Relicario de objetos perdidos y no recuperados: las cabinas telefónicas

No siempre la custodian los libros. Tampoco es patrimonio de pizarras y museos. En ocasiones brota por ensalmo, del simple hecho de vivir, que nunca es simple pero es siempre un hecho. Su naturaleza, de molde curvo, se nos arraiga con la obsesión de una trepadora. Sus ramificaciones, roto el molde, son imprevisibles. La historia íntima, al margen, de extensos hilos enredados, la historia tras las puertas y los jardines, la historia en los portales y azoteas, en los dormitorios, en las ventanas, la historia doméstica pero sin domesticar, nace de un abuelo al que subimos el volumen, de una herida que fue pelea y patio, de un horror al que no suceden los títulos de crédito, de una mandíbula prieta, pero también de objetos que, póstumos, descubren la historia de quienes los usaron.

Así ocurre con las cabinas telefónicas, emblemas de un tiempo que envejece a quien lo convoca. Así ocurre con sus usuarios, perplejos por la llamada de su ausencia. Como en toda revolución, el auge y caída de las cabinas telefónicas mezcló hermosura y brevedad: pioneras de un futurismo traslúcido, hicieron del escondite un arte y, por fin inasibles, grávidas, duraron lo que un globo infantil.
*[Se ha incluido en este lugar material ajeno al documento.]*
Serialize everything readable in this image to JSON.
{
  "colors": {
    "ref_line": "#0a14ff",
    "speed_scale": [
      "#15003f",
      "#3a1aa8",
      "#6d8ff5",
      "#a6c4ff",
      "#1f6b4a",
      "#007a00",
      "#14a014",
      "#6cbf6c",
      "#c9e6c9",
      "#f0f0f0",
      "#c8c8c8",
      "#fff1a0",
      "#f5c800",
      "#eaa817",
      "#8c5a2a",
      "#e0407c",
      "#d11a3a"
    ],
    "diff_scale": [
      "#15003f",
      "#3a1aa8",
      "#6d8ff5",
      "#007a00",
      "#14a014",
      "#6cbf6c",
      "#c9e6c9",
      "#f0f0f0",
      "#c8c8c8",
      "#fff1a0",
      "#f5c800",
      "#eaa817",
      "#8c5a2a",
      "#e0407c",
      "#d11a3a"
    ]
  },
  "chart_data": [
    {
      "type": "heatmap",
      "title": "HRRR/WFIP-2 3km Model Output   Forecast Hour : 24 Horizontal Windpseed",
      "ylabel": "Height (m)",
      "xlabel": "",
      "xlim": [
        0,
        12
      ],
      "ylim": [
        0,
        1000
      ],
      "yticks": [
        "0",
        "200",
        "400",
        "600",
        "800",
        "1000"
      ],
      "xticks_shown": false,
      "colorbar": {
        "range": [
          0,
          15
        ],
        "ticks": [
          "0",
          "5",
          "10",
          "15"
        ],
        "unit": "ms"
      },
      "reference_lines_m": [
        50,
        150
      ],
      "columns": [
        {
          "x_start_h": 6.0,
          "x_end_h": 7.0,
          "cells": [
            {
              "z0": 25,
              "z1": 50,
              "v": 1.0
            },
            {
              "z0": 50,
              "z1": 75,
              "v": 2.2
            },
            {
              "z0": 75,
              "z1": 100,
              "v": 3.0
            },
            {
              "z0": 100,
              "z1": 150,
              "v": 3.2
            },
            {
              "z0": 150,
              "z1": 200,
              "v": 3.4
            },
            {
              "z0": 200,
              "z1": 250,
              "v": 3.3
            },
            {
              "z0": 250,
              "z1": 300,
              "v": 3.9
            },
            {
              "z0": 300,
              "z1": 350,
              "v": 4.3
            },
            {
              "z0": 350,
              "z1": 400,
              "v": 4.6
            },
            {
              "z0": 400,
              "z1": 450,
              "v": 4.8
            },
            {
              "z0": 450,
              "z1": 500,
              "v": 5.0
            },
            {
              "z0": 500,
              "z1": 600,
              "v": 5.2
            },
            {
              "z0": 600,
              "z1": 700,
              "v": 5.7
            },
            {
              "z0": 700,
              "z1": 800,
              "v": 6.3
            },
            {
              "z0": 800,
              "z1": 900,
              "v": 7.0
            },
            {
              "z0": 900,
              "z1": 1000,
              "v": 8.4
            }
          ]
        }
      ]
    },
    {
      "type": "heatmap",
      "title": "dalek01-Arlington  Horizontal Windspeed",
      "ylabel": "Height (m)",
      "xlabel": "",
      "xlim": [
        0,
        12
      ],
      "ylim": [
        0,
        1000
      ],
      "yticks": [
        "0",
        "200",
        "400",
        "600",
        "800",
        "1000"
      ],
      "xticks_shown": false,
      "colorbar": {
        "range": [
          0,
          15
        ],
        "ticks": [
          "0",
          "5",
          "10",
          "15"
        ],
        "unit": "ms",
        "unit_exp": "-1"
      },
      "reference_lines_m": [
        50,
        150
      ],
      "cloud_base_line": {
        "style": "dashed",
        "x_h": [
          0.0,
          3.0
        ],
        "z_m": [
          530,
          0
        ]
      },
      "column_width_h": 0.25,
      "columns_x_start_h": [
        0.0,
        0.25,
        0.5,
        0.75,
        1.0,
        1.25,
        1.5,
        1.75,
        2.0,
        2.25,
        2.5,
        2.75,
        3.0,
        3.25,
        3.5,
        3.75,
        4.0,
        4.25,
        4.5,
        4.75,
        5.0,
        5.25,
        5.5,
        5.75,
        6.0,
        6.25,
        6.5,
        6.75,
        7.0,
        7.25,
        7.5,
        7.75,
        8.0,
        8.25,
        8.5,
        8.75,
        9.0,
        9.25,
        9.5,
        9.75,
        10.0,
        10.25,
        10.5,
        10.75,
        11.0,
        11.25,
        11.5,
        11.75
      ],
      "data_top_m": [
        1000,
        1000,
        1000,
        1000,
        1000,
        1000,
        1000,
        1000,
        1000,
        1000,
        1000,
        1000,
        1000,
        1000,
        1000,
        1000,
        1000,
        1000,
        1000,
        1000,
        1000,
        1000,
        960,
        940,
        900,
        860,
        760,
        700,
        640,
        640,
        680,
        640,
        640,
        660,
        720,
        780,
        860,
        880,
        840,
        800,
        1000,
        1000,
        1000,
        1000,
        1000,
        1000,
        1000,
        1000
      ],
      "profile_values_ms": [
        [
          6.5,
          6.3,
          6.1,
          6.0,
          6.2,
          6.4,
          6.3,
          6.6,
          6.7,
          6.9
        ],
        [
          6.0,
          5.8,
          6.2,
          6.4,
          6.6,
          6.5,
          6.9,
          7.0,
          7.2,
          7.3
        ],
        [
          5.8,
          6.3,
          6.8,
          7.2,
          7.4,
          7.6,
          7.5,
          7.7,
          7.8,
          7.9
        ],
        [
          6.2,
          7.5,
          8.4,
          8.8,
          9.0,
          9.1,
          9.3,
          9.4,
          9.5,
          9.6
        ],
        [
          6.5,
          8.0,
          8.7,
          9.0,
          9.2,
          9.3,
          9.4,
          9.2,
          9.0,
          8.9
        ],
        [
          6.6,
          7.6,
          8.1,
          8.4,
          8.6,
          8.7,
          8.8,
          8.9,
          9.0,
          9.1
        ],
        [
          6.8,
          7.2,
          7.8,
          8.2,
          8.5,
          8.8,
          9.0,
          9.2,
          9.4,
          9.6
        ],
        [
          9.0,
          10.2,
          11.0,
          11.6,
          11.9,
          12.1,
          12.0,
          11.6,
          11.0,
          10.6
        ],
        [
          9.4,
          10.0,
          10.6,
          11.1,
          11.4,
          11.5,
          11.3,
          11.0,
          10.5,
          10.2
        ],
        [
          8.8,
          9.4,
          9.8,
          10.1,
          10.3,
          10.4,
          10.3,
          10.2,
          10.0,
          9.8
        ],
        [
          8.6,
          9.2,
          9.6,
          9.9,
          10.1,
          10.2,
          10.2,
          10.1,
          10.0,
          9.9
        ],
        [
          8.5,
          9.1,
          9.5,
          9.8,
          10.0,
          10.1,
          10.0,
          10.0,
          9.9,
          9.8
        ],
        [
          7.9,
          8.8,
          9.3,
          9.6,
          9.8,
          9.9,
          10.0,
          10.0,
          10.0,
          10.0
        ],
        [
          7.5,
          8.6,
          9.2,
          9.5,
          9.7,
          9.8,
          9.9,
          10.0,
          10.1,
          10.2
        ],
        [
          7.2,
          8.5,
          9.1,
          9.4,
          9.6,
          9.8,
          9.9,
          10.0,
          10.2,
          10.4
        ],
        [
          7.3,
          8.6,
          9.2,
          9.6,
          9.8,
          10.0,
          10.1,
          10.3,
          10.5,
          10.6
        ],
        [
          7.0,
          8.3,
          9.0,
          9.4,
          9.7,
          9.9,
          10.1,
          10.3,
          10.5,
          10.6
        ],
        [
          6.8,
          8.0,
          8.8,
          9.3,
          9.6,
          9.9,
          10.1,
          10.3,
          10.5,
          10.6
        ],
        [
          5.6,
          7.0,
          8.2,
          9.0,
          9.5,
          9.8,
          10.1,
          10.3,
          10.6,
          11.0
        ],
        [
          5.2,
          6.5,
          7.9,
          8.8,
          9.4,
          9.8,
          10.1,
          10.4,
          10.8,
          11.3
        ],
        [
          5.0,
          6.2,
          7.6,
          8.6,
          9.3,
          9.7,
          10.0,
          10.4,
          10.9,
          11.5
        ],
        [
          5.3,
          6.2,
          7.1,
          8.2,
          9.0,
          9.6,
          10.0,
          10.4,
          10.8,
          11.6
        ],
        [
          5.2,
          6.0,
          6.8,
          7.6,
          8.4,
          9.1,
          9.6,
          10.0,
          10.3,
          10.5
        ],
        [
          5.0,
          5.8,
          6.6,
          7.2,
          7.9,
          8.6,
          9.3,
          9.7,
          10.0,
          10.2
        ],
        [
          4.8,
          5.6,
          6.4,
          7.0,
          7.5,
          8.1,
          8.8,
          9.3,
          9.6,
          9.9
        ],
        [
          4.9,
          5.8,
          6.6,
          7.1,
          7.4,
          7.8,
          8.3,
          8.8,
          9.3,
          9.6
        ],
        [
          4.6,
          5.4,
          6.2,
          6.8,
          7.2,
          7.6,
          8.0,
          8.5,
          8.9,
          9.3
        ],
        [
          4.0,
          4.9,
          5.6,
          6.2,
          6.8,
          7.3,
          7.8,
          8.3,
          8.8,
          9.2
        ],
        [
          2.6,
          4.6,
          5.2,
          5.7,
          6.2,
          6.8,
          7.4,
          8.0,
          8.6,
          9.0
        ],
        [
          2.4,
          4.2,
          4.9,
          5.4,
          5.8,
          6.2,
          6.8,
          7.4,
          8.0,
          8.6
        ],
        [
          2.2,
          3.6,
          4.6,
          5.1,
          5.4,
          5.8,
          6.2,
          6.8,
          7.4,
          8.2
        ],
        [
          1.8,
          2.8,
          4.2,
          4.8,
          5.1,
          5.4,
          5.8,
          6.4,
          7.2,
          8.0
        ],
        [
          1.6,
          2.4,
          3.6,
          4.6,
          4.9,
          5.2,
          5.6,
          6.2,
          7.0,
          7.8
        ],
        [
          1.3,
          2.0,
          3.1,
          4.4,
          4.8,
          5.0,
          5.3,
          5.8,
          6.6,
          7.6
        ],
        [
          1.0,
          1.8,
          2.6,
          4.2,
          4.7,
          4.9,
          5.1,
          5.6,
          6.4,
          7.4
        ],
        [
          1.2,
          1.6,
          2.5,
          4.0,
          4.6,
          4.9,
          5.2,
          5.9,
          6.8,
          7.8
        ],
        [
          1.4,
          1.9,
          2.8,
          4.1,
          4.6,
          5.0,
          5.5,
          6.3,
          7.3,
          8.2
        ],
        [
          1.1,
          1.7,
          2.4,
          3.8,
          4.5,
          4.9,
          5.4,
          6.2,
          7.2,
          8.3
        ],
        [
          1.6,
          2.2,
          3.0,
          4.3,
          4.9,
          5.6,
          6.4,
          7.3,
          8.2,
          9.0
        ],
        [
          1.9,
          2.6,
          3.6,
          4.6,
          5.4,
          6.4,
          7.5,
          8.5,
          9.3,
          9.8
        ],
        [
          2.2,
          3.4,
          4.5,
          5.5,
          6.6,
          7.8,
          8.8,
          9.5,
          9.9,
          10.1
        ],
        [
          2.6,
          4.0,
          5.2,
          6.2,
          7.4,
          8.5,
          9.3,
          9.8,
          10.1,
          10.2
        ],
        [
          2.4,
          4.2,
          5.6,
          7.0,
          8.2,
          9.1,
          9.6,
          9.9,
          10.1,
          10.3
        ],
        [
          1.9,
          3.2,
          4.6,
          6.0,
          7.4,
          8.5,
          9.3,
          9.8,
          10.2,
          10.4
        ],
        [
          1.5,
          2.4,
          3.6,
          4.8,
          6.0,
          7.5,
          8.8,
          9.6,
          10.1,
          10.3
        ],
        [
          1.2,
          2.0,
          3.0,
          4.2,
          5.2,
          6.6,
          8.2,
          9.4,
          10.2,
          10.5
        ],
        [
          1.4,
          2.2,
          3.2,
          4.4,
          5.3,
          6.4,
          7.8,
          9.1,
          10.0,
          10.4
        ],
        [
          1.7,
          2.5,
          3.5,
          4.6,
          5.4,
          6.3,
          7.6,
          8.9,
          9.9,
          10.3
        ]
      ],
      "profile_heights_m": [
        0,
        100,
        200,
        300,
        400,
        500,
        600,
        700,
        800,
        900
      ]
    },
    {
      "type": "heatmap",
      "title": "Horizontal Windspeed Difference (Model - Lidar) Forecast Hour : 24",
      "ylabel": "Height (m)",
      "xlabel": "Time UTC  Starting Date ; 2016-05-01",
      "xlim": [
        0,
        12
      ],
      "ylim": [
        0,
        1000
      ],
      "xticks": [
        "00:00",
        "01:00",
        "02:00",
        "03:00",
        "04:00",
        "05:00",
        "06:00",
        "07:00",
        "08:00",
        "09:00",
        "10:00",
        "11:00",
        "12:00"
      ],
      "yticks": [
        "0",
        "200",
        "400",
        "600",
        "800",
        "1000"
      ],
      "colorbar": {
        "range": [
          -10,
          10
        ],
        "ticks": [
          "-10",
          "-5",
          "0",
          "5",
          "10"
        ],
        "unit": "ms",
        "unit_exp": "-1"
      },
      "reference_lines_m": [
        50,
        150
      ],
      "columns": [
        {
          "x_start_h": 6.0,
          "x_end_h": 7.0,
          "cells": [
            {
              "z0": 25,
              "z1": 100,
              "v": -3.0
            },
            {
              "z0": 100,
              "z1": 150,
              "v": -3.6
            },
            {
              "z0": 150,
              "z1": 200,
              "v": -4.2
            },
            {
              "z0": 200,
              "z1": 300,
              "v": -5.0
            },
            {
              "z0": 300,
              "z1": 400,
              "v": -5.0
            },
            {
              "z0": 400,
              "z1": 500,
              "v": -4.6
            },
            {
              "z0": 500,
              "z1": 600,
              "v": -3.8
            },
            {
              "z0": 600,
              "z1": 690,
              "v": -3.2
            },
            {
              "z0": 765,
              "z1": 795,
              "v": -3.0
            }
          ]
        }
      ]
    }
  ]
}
En las pantallas de los cines, hoy acrópolis, las cabinas anunciaban la colocación de bombas, el secuestro de inocentes y la exigencia de un rescate. En el mundo real, nos permitían llamar a cobro revertido, otra forma de mantener la trama, pero en bolsillos sin fondo ni fondos.

Anticipando la ausencia de respuesta, registrábamos nuestro ánimo como un apellido, seguros de tranquilizar a quien nos escuchara decir: Susana, aquí bien; Sergio, de maravilla en Ámsterdam. Precedente de las llamadas perdidas, nuestro mensaje podía truncar la opción de una respuesta: Pablo, todo guay, no aceptes. Y se calificaban a cobro pervertido las que tenían por nombre una invitación sexual y, como respuesta, un saco adolescente de risas.

El rechazo a nuestra llamada abría dudas sobre su destinatario: ¿llamábamos a un hogar vacío o a uno con problemas, a la vez estridente y sordo? Idénticas dudas acechaban cuando éramos el lado opuesto de la línea, y con frecuencia no había peor culpabilidad que la de volver a casa, descolgar el auricular y oír un nombre sin atender.

Cabinas telefónicas y llamadas a cobro revertido comunican con un mundo que hoy no existe. Lo que permanece es nuestra necesidad de oír historias y sostener su continuidad: sirve de ejemplo el relato de un niño a sus padres al volver a casa, con palabras que saben a merienda.